Functional Fitness has become a buzzword in the fitness industry. However, the goals, exercises and results vary among users.

aatl-functional-fitnessWhat Is Functional Fitness?

Simply put, Functional Fitness is training that prepares your body to perform daily tasks. The exercises and intensity differ according to your goals.

Do you want to become a better dancer? Do you want to be able to carry groceries home with ease? Do you want to be able to take your dog for a run? Do you want to run a marathon? Functional Fitness can help with all of those.

Functional Fitness Benefits Everyone

No matter how much—or how little—you workout, Functional Fitness can help. By simulating common movements you make every day, training may:

  • Prevent injury
  • Improve balance
  • Strengthen muscles
  • Increase agility
  • Prevent falls

Functional training may benefit older adults more than traditional exercises that concentrate on one movement or one body part. In the IDEA Fitness Journal, fitness industry professionals Cody Sipe, Ph.D. and Dan Ritchie, Ph.D., state that Functional Fitness improves the power required to complete daily tasks more than other forms of training that isolate muscles. They also make the point that traditional forms of exercise don’t necessarily lead to an increase in function, which is the goal of Functional Fitness.

Functional Fitness Exercises

Many different exercises can be part of Functional Fitness training. A squat trains your muscles how to stand from a seated position. Multidirectional lunges prepare your body for vacuuming. Yoga and Tai Chi build muscle strength by incorporating the same poses you use every day.

Although Functional Fitness exercises such as bicep curls may isolate one set of muscles, they more commonly use muscles in the upper and lower body at the same time, which builds core stability.

5 of the Top Functional Fitness Exercises for older adults that use body weight and common aids are:

  • Stair climbing (and descending) tones legs, improves cardiovascular health, and increases energy.
  • Adding hand weights will tone your arms.
  • Lunges improve posture, strengthen muscles in the back, legs, and hips and increase flexibility.
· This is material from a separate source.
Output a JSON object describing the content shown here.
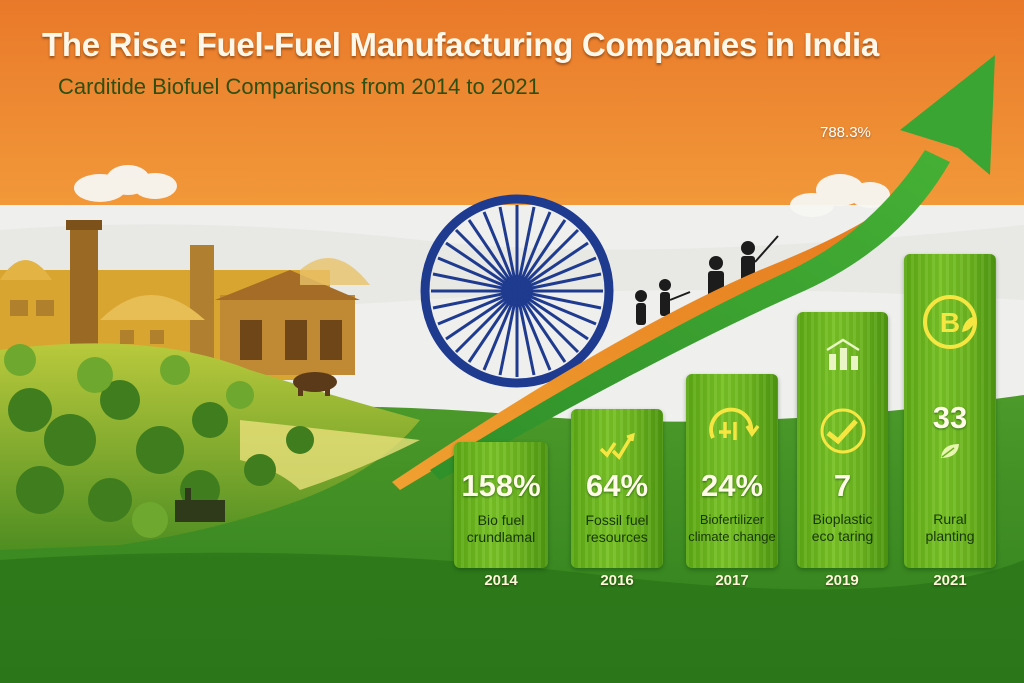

Add hand weights to tone arms.
  • Knee lifts increase core strength, improve balance, and, with hand weights, strengthen shoulders.
  • Push-ups strengthen arm, shoulder, and leg muscles and enhance core strength.
  • Dynamic plank strengthens the entire body.

For more Functional Fitness exercises expressly designed for older adults, visit VKool.com.

Is Functional Fitness Right for You?

Sipe and Ritchie emphasize that assessment is especially important for mature adults, whose training must be differentiated from that of people in their 20s, 30s, 40s, and even 50s. They add that some forms of training, such as using unstable surfaces, may cause more harm than good for certain people.

Follow these tips to ensure your experience with Functional Fitness is safe:

  • Ask your doctor about whether Functional Fitness is right for you and whether you require certain adaptations.
  • Find an expert, preferably a professional accustomed to training older adults.
  • Start with bodyweight exercises, then add weight.
  • Use adaptations when necessary. If balance is an issue, consider doing exercises in a swimming pool. If you lack lower body strength or mobility, sit on a chair.

Functional Fitness is not an all-or-nothing proposition. Incorporate the exercises into your present routine or use them to change up your routine.

Donna Lakinger, fitness coordinator at The Admiral at the Lake, is a staunch advocate of a varied exercise program. “Try something new! Your body will thank you, and you will feel better.”